View posts by Vinopanion: Ward Kadel - @drXeNo
Ward Kadel - @drXeNo is the founder of Vinopanion wine blog, former West Coast Ambassador & Staff Blogger for WineLog.net and former Le Wine Buff for Bordeaux.com (CIVB). He will try any and all wines and tends to write about the parts of his life that include wine...like virtually all of it! He and his wife grew up in Napa and Sonoma and they still live in the Napa Valley. Check out the wines he's recommended with his WKBadges. Follow him on Twitter, Instagram and Like #Vinopanion on Facebook. Contact him: "Ward at WineLog.net". Ward happily accepts samples but does not guarantee a review, positive or negative.

3 Comments

  1. Jason
    January 15, 2008

    I was very surprised to hear about this. While I sympathize with Wine.com for having to spend so much money (and miss out on so much business) due to regulations, it was undoubtedly a bad PR move for them.

    Like some others have said, I would much rather of had Wine.com spend their money in other ways to fight “the man” on this issue… ways that would benefit the entire industry rather than just impede their competitors. Because really, I’m unsure of how this helps Wine.com unless they force some of the implied competition to go out of business.

    If site X is shipping to PA, while Wine.com isn’t, _Wine.com wasn’t going to get that business anyway_. But when site X goes out of business (either due to legal fees or the same expenses Wine.com incurs to work with the regulations), those users are going to have shop elsewhere. And many of them will go to Wine.com.

    Maybe I’m a softy, but I’m not a fan of these kinds of business tactics.
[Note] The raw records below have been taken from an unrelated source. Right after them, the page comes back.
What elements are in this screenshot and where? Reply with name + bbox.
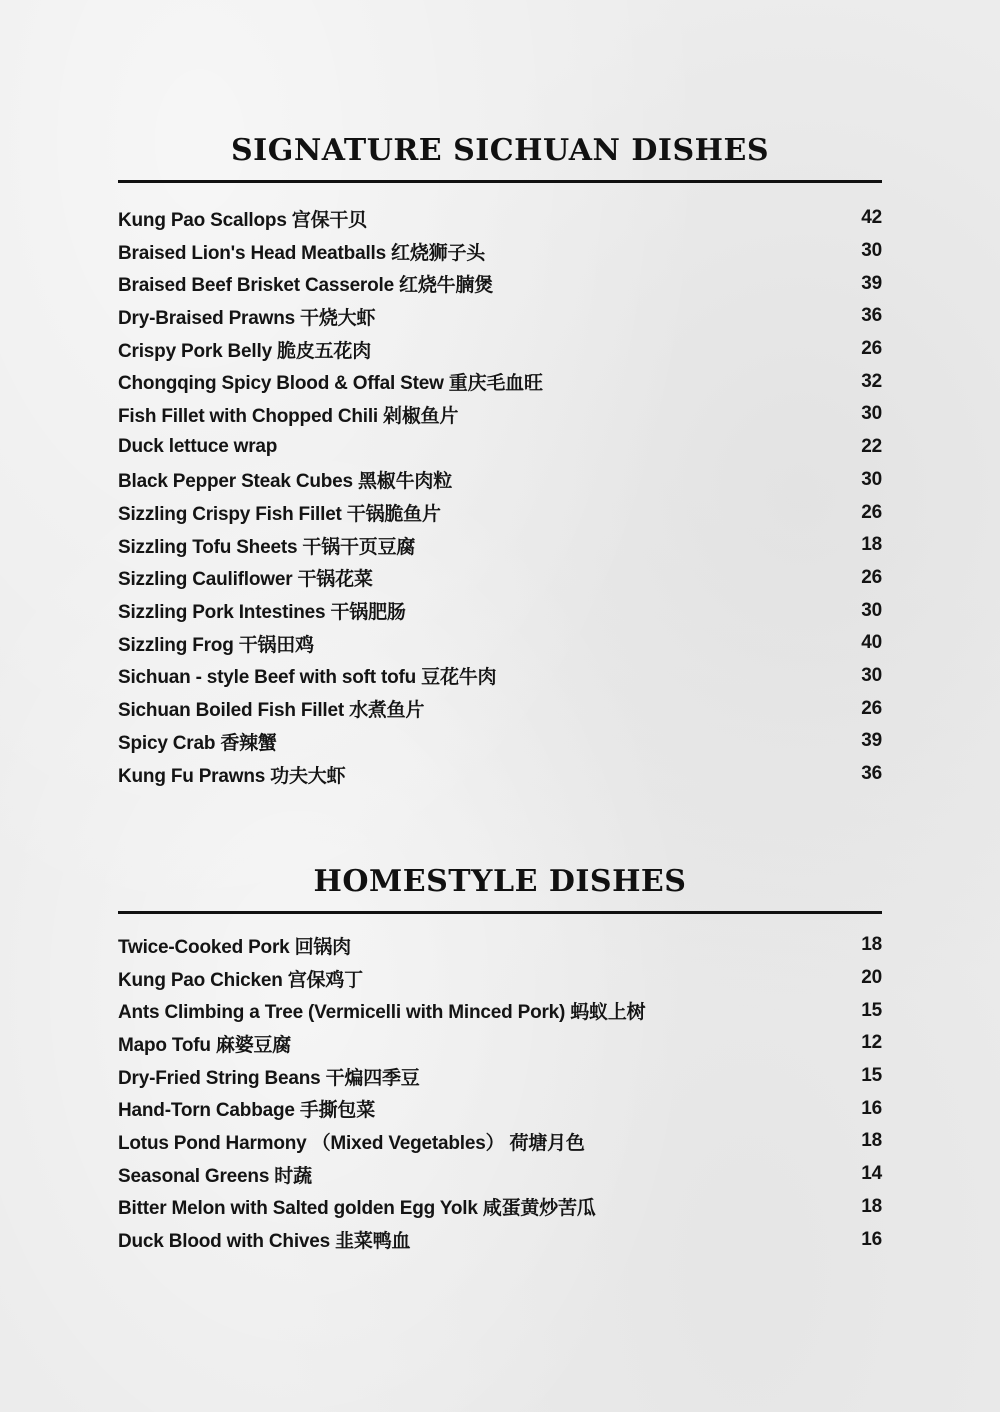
menu-list (118, 202, 882, 790)
menu-item (118, 464, 882, 497)
menu-item-price: 40 (861, 632, 882, 654)
menu-item-price: 18 (861, 934, 882, 956)
menu-item-name: Crispy Pork Belly 脆皮五花肉 (118, 340, 372, 362)
menu-item (118, 1027, 882, 1060)
menu-item-name: Chongqing Spicy Blood & Offal Stew 重庆毛血旺 (118, 373, 543, 395)
menu-item-name: Ants Climbing a Tree (Vermicelli with Minced Pork) 蚂蚁上树 (118, 1002, 646, 1024)
menu-item-price: 16 (861, 1228, 882, 1250)
menu-item-price: 16 (861, 1097, 882, 1119)
menu-item-price: 20 (861, 967, 882, 989)
menu-item-price: 30 (861, 599, 882, 621)
menu-item-price: 36 (861, 763, 882, 785)
menu-item-name: Spicy Crab 香辣蟹 (118, 732, 277, 754)
menu-item-name: Fish Fillet with Chopped Chili 剁椒鱼片 (118, 405, 459, 427)
menu-item-name: Sichuan - style Beef with soft tofu 豆花牛肉 (118, 667, 497, 689)
menu-item-price: 42 (861, 207, 882, 229)
menu-item-price: 39 (861, 730, 882, 752)
menu-item (118, 1191, 882, 1224)
menu-item-name: Sizzling Cauliflower 干锅花菜 (118, 569, 373, 591)
menu-item (118, 235, 882, 268)
signature-sichuan-section (118, 131, 882, 790)
menu-item-name: Black Pepper Steak Cubes 黑椒牛肉粒 (118, 471, 452, 493)
menu-item (118, 496, 882, 529)
menu-item-price: 26 (861, 697, 882, 719)
homestyle-section (118, 862, 882, 1256)
section-title: SIGNATURE SICHUAN DISHES (231, 133, 769, 168)
menu-item-name: Dry-Braised Prawns 干烧大虾 (118, 307, 376, 329)
menu-item (118, 692, 882, 725)
menu-item-name: Braised Lion's Head Meatballs 红烧狮子头 (118, 242, 486, 264)
menu-list (118, 929, 882, 1256)
menu-item-price: 36 (861, 305, 882, 327)
menu-item (118, 398, 882, 431)
menu-item (118, 962, 882, 995)
menu-item (118, 758, 882, 791)
menu-item-price: 30 (861, 664, 882, 686)
menu-item-name: Mapo Tofu 麻婆豆腐 (118, 1034, 292, 1056)
section-divider (118, 180, 882, 183)
menu-item-price: 30 (861, 403, 882, 425)
menu-item-price: 39 (861, 272, 882, 294)
menu-item-name: Duck Blood with Chives 韭菜鸭血 (118, 1231, 411, 1253)
menu-item-name: Bitter Melon with Salted golden Egg Yolk 咸蛋黄炒苦瓜 (118, 1198, 596, 1220)
menu-item (118, 660, 882, 693)
menu-item-name: Braised Beef Brisket Casserole 红烧牛腩煲 (118, 275, 494, 297)
menu-item (118, 529, 882, 562)
menu-item-price: 26 (861, 501, 882, 523)
menu-item-name: Sizzling Crispy Fish Fillet 干锅脆鱼片 (118, 504, 441, 526)
menu-item (118, 202, 882, 235)
menu-item-price: 26 (861, 338, 882, 360)
menu-item (118, 562, 882, 595)
menu-item-price: 12 (861, 1032, 882, 1054)
menu-item (118, 929, 882, 962)
menu-item-name: Sizzling Frog 干锅田鸡 (118, 634, 314, 656)
menu-item (118, 365, 882, 398)
menu-item (118, 267, 882, 300)
menu-item-name: Duck lettuce wrap (118, 436, 278, 458)
menu-item-price: 15 (861, 1065, 882, 1087)
menu-item (118, 1092, 882, 1125)
menu-item (118, 333, 882, 366)
menu-item-name: Lotus Pond Harmony （Mixed Vegetables） 荷塘月色 (118, 1132, 585, 1154)
menu-item-price: 22 (861, 436, 882, 458)
menu-item-name: Hand-Torn Cabbage 手撕包菜 (118, 1100, 376, 1122)
menu-item (118, 994, 882, 1027)
menu-item-name: Kung Pao Scallops 宫保干贝 (118, 209, 367, 231)
menu-item (118, 1158, 882, 1191)
menu-item (118, 725, 882, 758)
menu-item-name: Sichuan Boiled Fish Fillet 水煮鱼片 (118, 700, 425, 722)
menu-item (118, 300, 882, 333)
menu-item-price: 26 (861, 566, 882, 588)
menu-item-price: 30 (861, 240, 882, 262)
menu-item-name: Kung Pao Chicken 宫保鸡丁 (118, 969, 363, 991)
menu-item-price: 18 (861, 534, 882, 556)
menu-item-price: 15 (861, 999, 882, 1021)
menu-item (118, 1223, 882, 1256)
menu-item-price: 32 (861, 370, 882, 392)
menu-item-name: Dry-Fried String Beans 干煸四季豆 (118, 1067, 420, 1089)
menu-item-price: 18 (861, 1130, 882, 1152)
menu-item-price: 14 (861, 1163, 882, 1185)
menu-item (118, 627, 882, 660)
menu-item-name: Kung Fu Prawns 功夫大虾 (118, 765, 346, 787)
menu-item-name: Sizzling Tofu Sheets 干锅干页豆腐 (118, 536, 416, 558)
menu-item-name: Twice-Cooked Pork 回锅肉 (118, 936, 351, 958)
section-title: HOMESTYLE DISHES (313, 864, 687, 899)
section-divider (118, 911, 882, 914)
menu-item (118, 594, 882, 627)
menu-item (118, 431, 882, 464)
menu-item (118, 1125, 882, 1158)
menu-item-name: Seasonal Greens 时蔬 (118, 1165, 312, 1187)
menu-item-price: 30 (861, 468, 882, 490)
menu-item (118, 1060, 882, 1093)
menu-item-price: 18 (861, 1195, 882, 1217)
menu-item-name: Sizzling Pork Intestines 干锅肥肠 (118, 602, 406, 624)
    Also by sending these notes to the state governments, Wine.com is indirectly implying that they agree with the laws… when really they don’t. Wine.com would love to legally ship wine to me in Pennsylvania. They would love to avoid the money they spend dealing with the patchwork of regulations. They may be hindering their opportunity to work with these governments in a more positive way.

    At the same time, as you point out, this is going to do a lot to get discussion going again.

  2. Ward
    January 15, 2008

    Another addendum to this on-going story:

    Decanter Magazine has just published one of the most complete retellings of the whole story that I have yet seen. Check the article out here.

  3. Michael H. Kogan
    January 16, 2008

    Wine.com is still living in the past. They have built a huge and expensive infrastructure based on the way their business needed to be set up back in the late 1990’s. They are continuing to operate as such rather than changing with times, stream lining operations and modernizing. This sting is purely self serving and smells of desperation in order to substantiate the millions of dollars of investor capital that they have burned over the years.

    There is no question that the laws in many of the states that the retailers in question are shipping into are grey. In many cases the laws are structured so that wineries can sell their goods at retail directly to the consumer bypassing the middleman of the antiquated three tier system. The reason why none of the states have taken issue is because testing this in court would most likely result in a waste of time and tax payers money.

    As soon as a winery fulfills a “retail” order then they are indeed a “retailer”. What court is going to attempt to create and enforce different classes of “retailers”? The importance of these laws is to insure that wine delivered directly to a consumer is received by an adult, not to protect the antiquated business practices of Wine.com.